Dans l’image ci-dessus, les valeurs des cellules en sortie sont l’opérateur OU bit à bit des index internes des entités en entrée. La table des relations point d’observation-région renvoie les mêmes informations en utilisant des ID de classe d’entités plutôt que des index internes.
La table des relations point d’observation-région peut être utilisée pour identifier les champs de vision de façon interactive.
Contrôle de l’analyse de visibilité
Il est possible de limiter le champ de visibilité de chaque point d’observation en spécifiant divers champs ou valeurs numériques dans les paramètres des points d’observation. D’un point de vue fonctionnel, ces paramètres de points d’observation sont identiques aux champs du cône de visualisation, tels que OFFSETA ou OFFSETB, qui permettent de contrôler l’analyse de visibilité effectuée à l’aide de l’outil Champ de vision. La différence réside dans le fait que les paramètres de points d’observation de l’outil Champ de vision géodésique acceptent n’importe quel champ numérique et ne sont pas limités à des noms de champs spécifiques.
Utilisation d’un GPU
Cet outil propose des performances accrues si un certain matériel GPU est installé. Reportez-vous à la rubrique Traitement GPU avec Spatial Analyst pour en savoir plus sur sa prise en charge, sa configuration et son activation.
Optimiser les performances
La détermination d’un champ de vision est un processus nécessitant d’importantes ressources de traitement par ordinateur. Vous trouverez ci-dessous des options d’amélioration des performances de l’outil autres que l’utilisation du matériel GPU décrite dans la section précédente.
Définissez le paramètre Outer radius (Rayon extérieur) sur une valeur (par exemple, 25 kilomètres) significative pour votre application. L’outil ne traite que les cellules situées dans la distance de visualisation, ce qui réduit le temps de traitement. Plus la valeur du paramètre Outer radius (Rayon extérieur) est élevée, plus il faut de temps à l’outil pour la traiter.
Définissez Analysis method (Méthode d’analyse) sur Perimeter Sightlines (Lignes de visée du périmètre). Avec cette méthode, l’outil n’exécute les lignes de visée que jusqu’aux cellules situées sur les bords du cône de visualisation, ce qui diminue le temps de traitement.

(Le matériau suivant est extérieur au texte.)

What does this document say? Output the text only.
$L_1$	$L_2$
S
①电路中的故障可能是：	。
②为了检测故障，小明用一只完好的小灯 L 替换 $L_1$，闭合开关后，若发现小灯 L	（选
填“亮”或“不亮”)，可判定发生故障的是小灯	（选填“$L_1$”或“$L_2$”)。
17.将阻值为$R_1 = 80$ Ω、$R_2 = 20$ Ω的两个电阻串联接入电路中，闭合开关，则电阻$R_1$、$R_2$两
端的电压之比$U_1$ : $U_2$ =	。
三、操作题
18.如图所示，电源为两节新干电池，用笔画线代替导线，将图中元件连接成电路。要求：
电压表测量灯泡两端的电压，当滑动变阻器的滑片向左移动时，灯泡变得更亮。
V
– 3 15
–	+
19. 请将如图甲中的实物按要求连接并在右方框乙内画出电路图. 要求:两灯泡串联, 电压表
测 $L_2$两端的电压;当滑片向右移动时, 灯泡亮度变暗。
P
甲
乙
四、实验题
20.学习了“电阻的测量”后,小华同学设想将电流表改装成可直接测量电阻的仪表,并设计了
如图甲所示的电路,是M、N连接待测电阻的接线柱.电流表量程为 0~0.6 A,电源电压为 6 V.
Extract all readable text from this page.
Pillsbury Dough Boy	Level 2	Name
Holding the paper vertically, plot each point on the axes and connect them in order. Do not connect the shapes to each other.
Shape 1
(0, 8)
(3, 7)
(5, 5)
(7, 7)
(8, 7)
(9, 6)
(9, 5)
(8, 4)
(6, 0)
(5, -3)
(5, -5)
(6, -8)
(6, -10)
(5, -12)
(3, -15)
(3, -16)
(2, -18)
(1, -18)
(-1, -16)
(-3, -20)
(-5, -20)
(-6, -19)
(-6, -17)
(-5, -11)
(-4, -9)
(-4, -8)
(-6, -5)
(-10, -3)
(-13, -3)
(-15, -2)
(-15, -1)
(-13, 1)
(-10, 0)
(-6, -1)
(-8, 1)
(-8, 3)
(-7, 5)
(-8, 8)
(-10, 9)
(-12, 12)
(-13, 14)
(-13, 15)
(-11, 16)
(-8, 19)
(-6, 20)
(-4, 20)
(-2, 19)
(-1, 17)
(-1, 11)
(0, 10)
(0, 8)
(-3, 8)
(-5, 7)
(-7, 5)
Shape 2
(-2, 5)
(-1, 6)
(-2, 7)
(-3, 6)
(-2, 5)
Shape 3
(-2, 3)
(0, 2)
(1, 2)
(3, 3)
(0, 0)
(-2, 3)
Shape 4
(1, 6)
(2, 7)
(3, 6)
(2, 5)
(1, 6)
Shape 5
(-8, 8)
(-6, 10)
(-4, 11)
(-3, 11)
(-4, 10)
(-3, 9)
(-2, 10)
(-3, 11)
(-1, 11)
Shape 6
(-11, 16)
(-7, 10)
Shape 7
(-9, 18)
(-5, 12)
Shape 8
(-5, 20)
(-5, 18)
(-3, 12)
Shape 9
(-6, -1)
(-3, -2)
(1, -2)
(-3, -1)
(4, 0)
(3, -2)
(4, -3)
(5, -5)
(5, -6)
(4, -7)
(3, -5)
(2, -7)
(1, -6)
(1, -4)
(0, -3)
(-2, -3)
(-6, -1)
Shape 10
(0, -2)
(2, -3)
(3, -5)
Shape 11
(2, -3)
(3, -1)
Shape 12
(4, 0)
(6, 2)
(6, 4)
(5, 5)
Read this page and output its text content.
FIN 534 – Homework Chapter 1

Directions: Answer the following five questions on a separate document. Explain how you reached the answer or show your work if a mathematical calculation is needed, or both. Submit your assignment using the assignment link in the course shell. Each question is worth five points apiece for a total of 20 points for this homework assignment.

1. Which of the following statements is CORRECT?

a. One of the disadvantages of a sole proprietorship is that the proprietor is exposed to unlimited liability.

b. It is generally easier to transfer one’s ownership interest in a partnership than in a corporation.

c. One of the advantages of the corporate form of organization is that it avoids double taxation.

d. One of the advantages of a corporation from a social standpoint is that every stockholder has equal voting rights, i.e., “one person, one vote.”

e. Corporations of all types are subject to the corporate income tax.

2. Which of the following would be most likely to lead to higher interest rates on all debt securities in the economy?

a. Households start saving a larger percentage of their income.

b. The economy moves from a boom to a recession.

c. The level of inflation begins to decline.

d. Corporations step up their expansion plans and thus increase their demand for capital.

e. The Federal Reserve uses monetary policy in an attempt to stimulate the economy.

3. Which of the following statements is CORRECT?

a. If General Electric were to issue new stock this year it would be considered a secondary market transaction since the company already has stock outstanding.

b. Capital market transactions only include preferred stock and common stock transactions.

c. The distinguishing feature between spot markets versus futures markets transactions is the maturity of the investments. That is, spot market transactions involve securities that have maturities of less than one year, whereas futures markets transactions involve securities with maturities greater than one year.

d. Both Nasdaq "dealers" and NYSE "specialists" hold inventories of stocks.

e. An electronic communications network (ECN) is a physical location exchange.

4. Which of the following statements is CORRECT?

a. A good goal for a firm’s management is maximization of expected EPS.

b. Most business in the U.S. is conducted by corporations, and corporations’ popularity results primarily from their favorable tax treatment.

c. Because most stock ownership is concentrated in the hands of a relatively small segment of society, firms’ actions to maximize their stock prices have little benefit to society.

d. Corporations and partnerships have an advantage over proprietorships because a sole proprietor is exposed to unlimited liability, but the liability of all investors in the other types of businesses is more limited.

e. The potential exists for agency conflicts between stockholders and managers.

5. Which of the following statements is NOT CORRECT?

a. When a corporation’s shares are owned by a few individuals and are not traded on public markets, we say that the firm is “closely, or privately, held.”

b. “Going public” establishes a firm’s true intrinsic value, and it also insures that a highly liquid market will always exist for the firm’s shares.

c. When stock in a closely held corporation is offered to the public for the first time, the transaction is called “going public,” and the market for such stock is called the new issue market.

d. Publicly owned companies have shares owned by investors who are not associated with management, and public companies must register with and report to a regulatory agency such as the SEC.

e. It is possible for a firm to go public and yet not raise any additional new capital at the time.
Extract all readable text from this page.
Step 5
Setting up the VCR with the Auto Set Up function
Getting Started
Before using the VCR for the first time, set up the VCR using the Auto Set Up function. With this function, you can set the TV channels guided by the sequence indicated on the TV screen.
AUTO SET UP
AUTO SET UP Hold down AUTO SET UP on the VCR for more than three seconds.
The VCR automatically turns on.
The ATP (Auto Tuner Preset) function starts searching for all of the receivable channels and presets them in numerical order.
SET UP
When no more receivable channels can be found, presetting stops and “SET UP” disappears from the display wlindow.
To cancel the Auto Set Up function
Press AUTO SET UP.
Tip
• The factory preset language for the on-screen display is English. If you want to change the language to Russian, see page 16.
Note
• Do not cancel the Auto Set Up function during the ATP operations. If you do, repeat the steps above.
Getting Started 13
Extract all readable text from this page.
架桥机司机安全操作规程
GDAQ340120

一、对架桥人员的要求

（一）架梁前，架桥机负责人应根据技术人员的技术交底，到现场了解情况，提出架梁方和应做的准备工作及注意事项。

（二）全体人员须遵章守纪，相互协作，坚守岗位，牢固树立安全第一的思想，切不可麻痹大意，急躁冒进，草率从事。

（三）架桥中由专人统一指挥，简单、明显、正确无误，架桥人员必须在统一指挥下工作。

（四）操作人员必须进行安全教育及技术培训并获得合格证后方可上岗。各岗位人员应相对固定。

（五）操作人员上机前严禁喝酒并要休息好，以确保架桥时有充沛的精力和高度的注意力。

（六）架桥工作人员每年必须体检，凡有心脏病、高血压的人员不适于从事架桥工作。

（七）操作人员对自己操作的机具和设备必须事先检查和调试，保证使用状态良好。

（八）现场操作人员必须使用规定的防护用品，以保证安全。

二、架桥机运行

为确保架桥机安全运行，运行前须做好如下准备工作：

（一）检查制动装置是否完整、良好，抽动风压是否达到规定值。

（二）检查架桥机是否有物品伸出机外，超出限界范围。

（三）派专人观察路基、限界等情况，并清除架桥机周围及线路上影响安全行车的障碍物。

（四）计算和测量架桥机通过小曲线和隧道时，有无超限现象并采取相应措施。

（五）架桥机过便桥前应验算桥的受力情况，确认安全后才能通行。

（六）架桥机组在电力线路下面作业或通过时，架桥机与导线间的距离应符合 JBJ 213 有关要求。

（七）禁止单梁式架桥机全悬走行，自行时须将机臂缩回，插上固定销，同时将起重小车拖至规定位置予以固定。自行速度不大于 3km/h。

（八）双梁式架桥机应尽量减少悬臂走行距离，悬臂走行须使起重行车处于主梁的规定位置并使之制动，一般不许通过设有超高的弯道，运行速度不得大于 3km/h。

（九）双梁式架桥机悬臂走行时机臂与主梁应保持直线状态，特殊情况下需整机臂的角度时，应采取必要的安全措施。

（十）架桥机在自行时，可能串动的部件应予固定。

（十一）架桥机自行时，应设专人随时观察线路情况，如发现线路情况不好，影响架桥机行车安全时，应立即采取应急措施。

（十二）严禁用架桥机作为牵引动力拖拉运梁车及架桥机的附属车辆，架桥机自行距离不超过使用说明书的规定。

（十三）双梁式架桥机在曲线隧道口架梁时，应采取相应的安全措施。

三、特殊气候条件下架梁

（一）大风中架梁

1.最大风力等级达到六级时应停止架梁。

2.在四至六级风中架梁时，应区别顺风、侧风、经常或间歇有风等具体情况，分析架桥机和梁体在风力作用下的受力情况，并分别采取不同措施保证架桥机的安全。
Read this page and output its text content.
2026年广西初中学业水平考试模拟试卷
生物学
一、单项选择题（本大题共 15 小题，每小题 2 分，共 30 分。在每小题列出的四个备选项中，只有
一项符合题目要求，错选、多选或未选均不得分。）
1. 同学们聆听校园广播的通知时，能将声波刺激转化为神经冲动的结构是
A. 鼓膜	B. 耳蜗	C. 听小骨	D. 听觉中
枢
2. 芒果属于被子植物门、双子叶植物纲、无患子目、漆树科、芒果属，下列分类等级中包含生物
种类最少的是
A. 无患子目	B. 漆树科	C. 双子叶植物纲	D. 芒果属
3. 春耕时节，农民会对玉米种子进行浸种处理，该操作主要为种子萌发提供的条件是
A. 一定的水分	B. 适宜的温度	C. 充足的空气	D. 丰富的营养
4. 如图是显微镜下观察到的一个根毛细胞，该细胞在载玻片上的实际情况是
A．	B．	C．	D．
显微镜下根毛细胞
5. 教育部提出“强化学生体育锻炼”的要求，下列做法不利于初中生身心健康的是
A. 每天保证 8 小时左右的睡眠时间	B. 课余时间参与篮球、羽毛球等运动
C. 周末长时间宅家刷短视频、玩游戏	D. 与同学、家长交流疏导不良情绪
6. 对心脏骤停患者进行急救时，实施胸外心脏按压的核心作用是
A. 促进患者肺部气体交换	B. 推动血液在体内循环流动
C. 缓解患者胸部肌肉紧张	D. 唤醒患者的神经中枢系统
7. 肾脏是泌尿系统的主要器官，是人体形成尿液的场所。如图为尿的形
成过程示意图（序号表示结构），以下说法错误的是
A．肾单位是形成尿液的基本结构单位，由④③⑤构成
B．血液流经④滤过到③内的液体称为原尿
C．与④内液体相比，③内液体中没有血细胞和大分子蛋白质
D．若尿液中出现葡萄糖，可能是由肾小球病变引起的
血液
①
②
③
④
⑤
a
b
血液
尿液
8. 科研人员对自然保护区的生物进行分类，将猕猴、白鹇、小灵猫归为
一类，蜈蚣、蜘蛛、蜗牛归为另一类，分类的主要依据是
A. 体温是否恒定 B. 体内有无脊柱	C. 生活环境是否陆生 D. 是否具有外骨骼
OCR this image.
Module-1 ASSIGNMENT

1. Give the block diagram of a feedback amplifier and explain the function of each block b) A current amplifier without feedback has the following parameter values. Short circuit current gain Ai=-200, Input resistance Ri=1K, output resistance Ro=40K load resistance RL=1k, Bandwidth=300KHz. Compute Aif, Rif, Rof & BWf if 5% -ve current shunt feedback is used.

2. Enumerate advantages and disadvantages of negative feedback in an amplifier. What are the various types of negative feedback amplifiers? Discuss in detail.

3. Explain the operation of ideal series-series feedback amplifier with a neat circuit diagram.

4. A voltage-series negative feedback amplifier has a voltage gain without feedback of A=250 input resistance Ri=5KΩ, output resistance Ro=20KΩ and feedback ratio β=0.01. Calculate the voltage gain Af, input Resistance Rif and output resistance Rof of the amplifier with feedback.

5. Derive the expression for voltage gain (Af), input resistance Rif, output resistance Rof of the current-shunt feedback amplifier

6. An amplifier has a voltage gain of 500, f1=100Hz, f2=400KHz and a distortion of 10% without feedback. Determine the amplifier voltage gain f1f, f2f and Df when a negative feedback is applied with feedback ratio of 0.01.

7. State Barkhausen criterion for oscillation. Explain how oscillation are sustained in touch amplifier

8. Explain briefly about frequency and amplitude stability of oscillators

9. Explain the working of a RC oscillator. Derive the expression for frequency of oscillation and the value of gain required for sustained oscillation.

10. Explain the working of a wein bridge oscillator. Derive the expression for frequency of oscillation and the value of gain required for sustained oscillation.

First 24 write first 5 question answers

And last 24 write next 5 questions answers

Si le raster d’élévation en entrée couvre une zone géographique plus grande que votre zone d’étude, définissez l’environnement Extent (Étendue) sur votre zone d’étude pour réduire la taille du raster en sortie.
Espace temporaire requis
Au moment de l’exécution, l’outil Champ de vision géodésique projette le raster en entrée dans un système de coordonnées géocentriques 3D pour le traiter. Seules les cellules qui sont comprises dans la zone tampon des entités points d’observation en entrée (avec une distance de la zone tampon définie par le paramètre Outer radius [Rayon extérieur]) sont projetées. Chaque cellule projetée requiert environ 50 octets d’espace temporaire pour la méthode d’analyse All Sightlines (Toutes les lignes de visée) et environ 150 octets d’espace temporaire pour la méthode d’analyse Perimeter Sightlines (Lignes de visée du périmètre). Vérifiez les messages des outils pour connaître la quantité exacte d’espace temporaire requis et le chemin sur lequel il sera écrit. Le répertoire temporaire peut être redirigé vers un lecteur et un chemin différents à l’aide de la variable d’environnement TMP Microsoft Windows, si l’espace disponible n’est pas suffisant dans le répertoire temporaire par défaut.